At the moment, around 3000 files have been assessed (30 runs of 100 samples). For each run, we recorded the number of positives, neutral and negative hits and found them overall constant at each run. (see figure 2) However more details about the RANDOM function is needed to insure the randomness of the sample. This part may need to be redone. So far, between 2% and 9% of files scanned are considered sensitive or potentially sensitive (see figure 3). However we need to consider the concentration of these files to put this information into perspective. The 278 files identified as sensitive or potentially sensitive were located on 59 hosts, with one host accounting for 101 of these file. This indicates that files of interests for an attacker are likely to be concentrated on a few hosts.

Chart of assessed sensitivity of randomly selected 30 samples of 100 filenames.
Figure 2. Assessed sensitivity of randomly selected 30 samples of 100 filenames.
Chart of percentage of files according to their sensitivity based on manual assessment of 3000 randomly selected files.
Figure 3. Percentage of files according to their sensitivity based on manual assessment of 3000 randomly selected files.

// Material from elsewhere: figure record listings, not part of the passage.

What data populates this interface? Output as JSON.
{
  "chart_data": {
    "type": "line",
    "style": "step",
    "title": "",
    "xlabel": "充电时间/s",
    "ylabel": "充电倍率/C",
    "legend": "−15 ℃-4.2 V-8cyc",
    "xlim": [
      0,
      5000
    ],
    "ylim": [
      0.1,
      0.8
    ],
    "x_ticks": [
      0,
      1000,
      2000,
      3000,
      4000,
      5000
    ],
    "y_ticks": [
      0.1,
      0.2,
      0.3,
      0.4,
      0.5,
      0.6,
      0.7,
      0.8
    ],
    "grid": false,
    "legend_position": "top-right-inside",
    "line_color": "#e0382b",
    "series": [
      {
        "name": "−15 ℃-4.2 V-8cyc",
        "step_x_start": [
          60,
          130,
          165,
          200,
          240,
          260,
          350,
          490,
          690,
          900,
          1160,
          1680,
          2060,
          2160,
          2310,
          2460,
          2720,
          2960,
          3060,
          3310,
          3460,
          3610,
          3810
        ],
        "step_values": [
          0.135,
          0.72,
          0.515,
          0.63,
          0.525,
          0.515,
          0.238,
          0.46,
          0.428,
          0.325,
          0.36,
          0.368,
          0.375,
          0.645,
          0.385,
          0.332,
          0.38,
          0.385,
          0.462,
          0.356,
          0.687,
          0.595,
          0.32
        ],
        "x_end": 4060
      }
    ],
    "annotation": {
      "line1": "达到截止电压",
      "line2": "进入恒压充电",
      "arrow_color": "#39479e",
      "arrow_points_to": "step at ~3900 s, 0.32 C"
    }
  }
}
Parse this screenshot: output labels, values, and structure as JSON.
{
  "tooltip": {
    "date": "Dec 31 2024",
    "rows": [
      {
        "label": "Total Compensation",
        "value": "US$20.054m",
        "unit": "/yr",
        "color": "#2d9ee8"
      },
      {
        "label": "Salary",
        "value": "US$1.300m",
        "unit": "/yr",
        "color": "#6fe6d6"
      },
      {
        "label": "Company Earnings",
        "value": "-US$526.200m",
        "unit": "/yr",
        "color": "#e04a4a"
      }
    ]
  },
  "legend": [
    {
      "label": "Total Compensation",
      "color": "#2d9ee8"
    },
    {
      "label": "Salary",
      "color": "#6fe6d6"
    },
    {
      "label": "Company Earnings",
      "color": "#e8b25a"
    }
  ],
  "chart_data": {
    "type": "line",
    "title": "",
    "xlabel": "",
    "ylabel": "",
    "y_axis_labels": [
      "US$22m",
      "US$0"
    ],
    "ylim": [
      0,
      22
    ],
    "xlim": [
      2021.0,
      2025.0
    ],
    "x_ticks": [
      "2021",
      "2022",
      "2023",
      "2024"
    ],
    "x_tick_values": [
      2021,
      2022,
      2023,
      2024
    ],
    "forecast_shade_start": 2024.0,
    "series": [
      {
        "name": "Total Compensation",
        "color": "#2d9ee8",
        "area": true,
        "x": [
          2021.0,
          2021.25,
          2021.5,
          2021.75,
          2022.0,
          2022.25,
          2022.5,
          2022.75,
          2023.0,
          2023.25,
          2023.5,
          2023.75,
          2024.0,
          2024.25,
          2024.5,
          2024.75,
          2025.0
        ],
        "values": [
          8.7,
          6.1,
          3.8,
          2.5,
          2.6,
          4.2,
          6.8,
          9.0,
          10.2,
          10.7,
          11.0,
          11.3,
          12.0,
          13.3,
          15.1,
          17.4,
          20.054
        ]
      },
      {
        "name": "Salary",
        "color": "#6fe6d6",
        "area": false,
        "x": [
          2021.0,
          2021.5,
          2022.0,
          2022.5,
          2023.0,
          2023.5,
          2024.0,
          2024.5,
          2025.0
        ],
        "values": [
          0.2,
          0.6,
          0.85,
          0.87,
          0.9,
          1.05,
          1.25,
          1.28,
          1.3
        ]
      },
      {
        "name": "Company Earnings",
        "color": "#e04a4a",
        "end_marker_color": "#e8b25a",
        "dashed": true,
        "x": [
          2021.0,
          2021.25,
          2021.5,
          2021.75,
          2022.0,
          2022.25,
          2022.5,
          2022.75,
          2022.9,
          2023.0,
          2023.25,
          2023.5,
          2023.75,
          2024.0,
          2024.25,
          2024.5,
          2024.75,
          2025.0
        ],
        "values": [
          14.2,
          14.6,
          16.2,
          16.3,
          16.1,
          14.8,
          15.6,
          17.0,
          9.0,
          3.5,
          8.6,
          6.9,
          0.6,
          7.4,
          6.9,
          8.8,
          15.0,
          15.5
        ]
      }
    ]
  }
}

As for tokens, we will have to consider the entire collection of filenames in order to have sample from multiple sources, as such, we will pursue manually assessing samples of 100 filenames as more data is collected. After which we should have an excellent training set for the neural network. Some high-recurring and high-scoring tokens are shown in tables 2 and 3.

Token Hits Score
attach 7 0.9285714286
txn 7 0.9285714286
planning 6 0.9166666667
archived 6 1
recpt 6 0.9166666667
2010taxreturns 5 1
person~2 4 1
purchase 3 1
order 2 1
Паспорт 2 1
Table 2. Sample of high-scoring tokens sorted on the number of times observed.
Token Hits Score
jpg 938 0.013326226
mp3 460 0
music 448 0
seagate_backup_plus_drive 382 0.1452879581
asusware 348 0
pictures 309 0.0048543689
sda1 285 0.0649122807
bigdaddy 279 0
elements 278 0.0485611511
transcend 247 0.0222672065
my_book 234 0.0106837607
Table 3. Sample of high-recurring tokens sorted on the number of times observed.

Conclusion

While these results are preliminary, they nevertheless seems to provide a solid indication of what one can find on publicly-available removable drives. Additional work and fine tuning of both code and processes is required to provide more accurate data and the next step while the scan is still on going it to develop a methodology to assess the sensitivity of all files, likely using a neural network for classification based on the method presented above.